Mais que nove mil advogados se manifestaram contra o ministro Alexandre de Moraes da Suprema Corte, através do Movimento dos Advogados de Direita Brasil (Movadvdireitabr). A ação judicial demonstra uma crescente preocupação com a interferência indevida do Judiciário no exercício das funções advocatícias.

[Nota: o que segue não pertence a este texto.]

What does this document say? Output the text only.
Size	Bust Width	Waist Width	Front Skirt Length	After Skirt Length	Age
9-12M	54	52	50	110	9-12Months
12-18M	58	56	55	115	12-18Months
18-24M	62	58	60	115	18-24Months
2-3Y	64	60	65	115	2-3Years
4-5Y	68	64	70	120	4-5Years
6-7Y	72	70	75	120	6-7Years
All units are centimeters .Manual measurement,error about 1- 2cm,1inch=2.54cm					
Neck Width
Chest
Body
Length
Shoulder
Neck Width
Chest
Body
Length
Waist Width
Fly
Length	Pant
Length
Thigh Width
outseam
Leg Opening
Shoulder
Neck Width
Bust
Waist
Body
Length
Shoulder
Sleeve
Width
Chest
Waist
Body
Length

O grupo legal formalizou representações na Ordem dos Advogados do Brasil (OAB) buscando apurar violações flagrantes às prerrogativas da profissão. O foco central é a decisão de Moraes que impôs uma suspensão, por um período de 90 dias, das visitas do senador Flávio Bolsonaro ao seu pai, Jair Messias Bolsonaro. A medida se baseia na alegação de que o bloqueio impede a comunicação essencial entre defensor e cliente – algo fundamental para o exercício da advocacia.
Segundo apurou a Revista Oeste, essa restrição representa uma grave ameaça à liberdade do debate jurídico e aos direitos constitucionais assegurados ao advogado constituído. A representação destaca com clareza que um profissional de direito não pode ser tratado como mero visitante ou sujeito a imposições arbitrárias baseadas em suas opiniões políticas. O artigo 7º, inciso III, da Constituição – que garante o contato pessoal e reservado entre advogados e clientes –, é citado para reforçar essa posição inabalável.
A situação se agrava ainda mais com o contexto de investigações envolvendo o ex-presidente Bolsonaro e a crescente atuação do STF em restringir acessos e comunicação entre um advogado e seu cliente, como no caso da suspensão das visitas de Flávio ao pai. A OAB precisa responder à legitimidade desta ação que visa proteger os direitos dos advogados brasileiros contra abusos judiciais excessivos.